4. Homer and Anycast
- Now we will need to configure homer to complete the Wikidough anycast setup.
- If you haven't already done so, clone the homer repository from https://gerrit.wikimedia.org/g/operations/homer/public.
- Copy the IP of the doh1003FIXME host (not the VIP, so nothing in 185.71.138.0/24) and add it to config/sites.yaml under the relevant data center.
- Example commit: https://gerrit.wikimedia.org/r/c/operations/homer/public/+/698971
- Get the patch reviewed from the netops team. Add: Arzhel and/or Cathal for the review. It's best to wait for their reviews before proceeding.
- Merge the patch and then on cumin, run:
sudo run-puppet-agent
To finalize the homer changes (continuing on cumin), run the following, replacing "cr*-eqiad*" with the name of the relevant data center:
homer "cr*-eqiad*" commit "Gerrit <REPLACE WITH HOMER CHANGE ID FROM ABOVE>: Set up BGP peering to doh1003FIXME in eqiad, triggering DoH /24 announcement there."
If you are running this in ulsfo, the above command will be:
homer "cr*-ulsfo*" commit "Gerrit <REPLACE WITH HOMER CHANGE ID FROM ABOVE>: Set up BGP peering to doh1003FIXME in ulsfo, triggering DoH /24 announcement there."

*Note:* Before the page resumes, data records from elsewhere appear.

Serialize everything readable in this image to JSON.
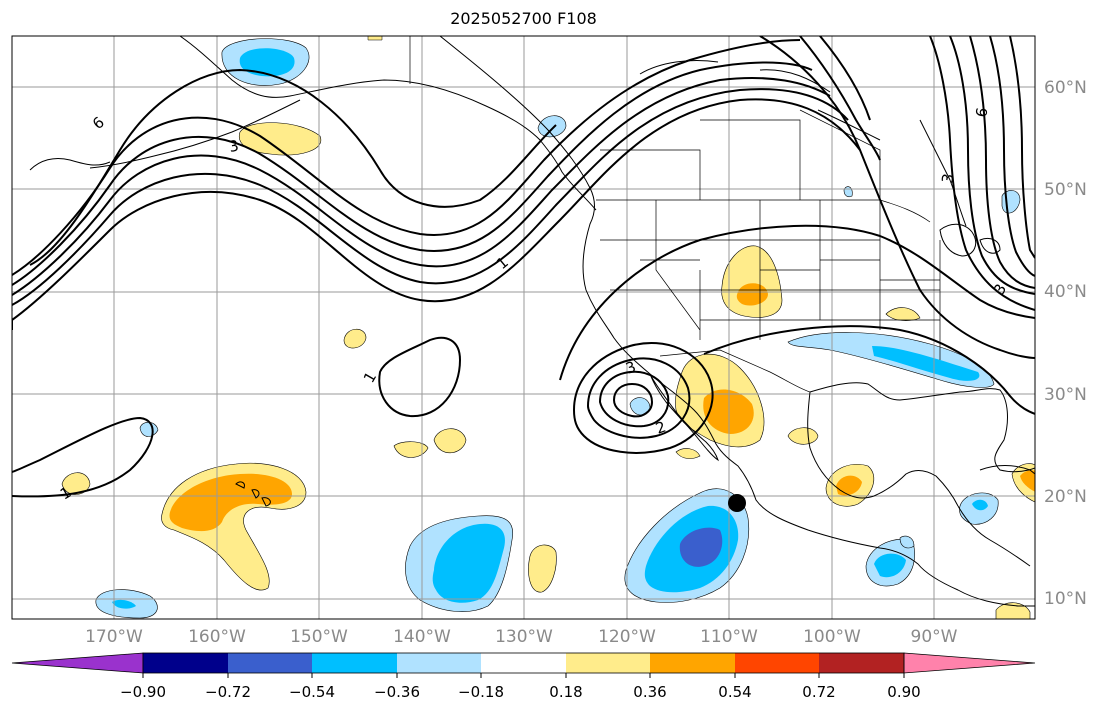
{
  "title": "2025052700 F108",
  "map": {
    "longitude_labels": [
      "170°W",
      "160°W",
      "150°W",
      "140°W",
      "130°W",
      "120°W",
      "110°W",
      "100°W",
      "90°W"
    ],
    "latitude_labels": [
      "60°N",
      "50°N",
      "40°N",
      "30°N",
      "20°N",
      "10°N"
    ],
    "contour_labels": [
      "6",
      "3",
      "1",
      "1",
      "3",
      "2",
      "1",
      "6",
      "3",
      "3"
    ],
    "marker": {
      "name": "black-dot",
      "lon": -109,
      "lat": 19.3
    }
  },
  "colorbar": {
    "tick_labels": [
      "−0.90",
      "−0.72",
      "−0.54",
      "−0.36",
      "−0.18",
      "0.18",
      "0.36",
      "0.54",
      "0.72",
      "0.90"
    ],
    "colors": [
      "#9a32cd",
      "#00008b",
      "#3a5fcd",
      "#00bfff",
      "#b0e2ff",
      "#ffffff",
      "#ffec8b",
      "#ffa500",
      "#ff4500",
      "#b22222",
      "#ff82ab"
    ]
  }
}
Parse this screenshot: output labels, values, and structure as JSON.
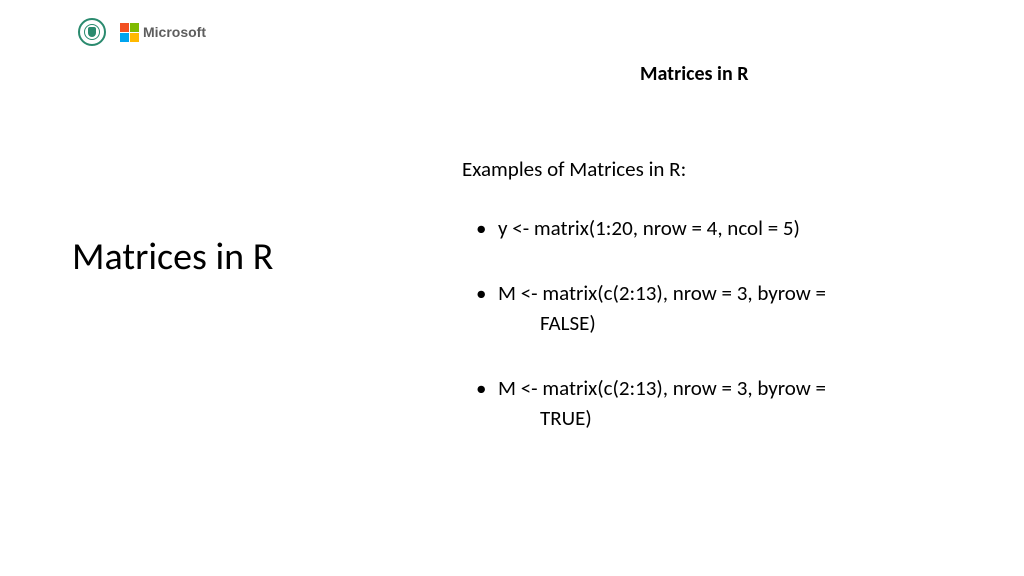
{
  "logos": {
    "seal_color": "#2a8a6e",
    "microsoft": {
      "text": "Microsoft",
      "text_color": "#5e5e5e",
      "squares": [
        "#f25022",
        "#7fba00",
        "#00a4ef",
        "#ffb900"
      ]
    }
  },
  "header": {
    "title": "Matrices in R"
  },
  "left": {
    "title": "Matrices in R"
  },
  "content": {
    "intro": "Examples of Matrices in R:",
    "bullets": [
      {
        "line1": "y <- matrix(1:20, nrow = 4, ncol = 5)",
        "line2": ""
      },
      {
        "line1": "M <- matrix(c(2:13), nrow = 3, byrow =",
        "line2": "FALSE)"
      },
      {
        "line1": "M <- matrix(c(2:13), nrow = 3, byrow =",
        "line2": "TRUE)"
      }
    ]
  },
  "styling": {
    "background": "#ffffff",
    "text_color": "#000000",
    "body_fontsize": 21,
    "title_fontsize": 38,
    "header_fontsize": 20
  }
}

- Also log the above message in #wikimedia-operations for transparency.
- Review the output. Make sure that it matches the host IP you just added. Type "yes" to commit.
- You will need to type "yes" repeatedly, once each for all of the core routers.
If everything goes well, you should have a working Wikidough host.
Post-Setup Notes
- Add the new to Wikidough's integration test, knead-wikidough.
- Clone the knead-wikidough repository. In tests/test_dns.py, add to DOUGH_HOSTS, the new host IP.
- Commit the change.
- knead-wikidough will check for DoH and DoT settings against the new host and a successful CI check indicates that the new host is working as intended.
Restarting services
Multiple services make up the Wikimedia DNS stack. systemd ordering should automatically handle dependencies when restarting any of the services, but we still need to disable Puppet, initiate Icinga downtime, etc. To that end, we utilize a cookbook (sre.dns.roll-restart-wikimedia-dns) to restart the whole stack cleanly. Operation requires no custom parameters, so just run it like you would run any other cookbook.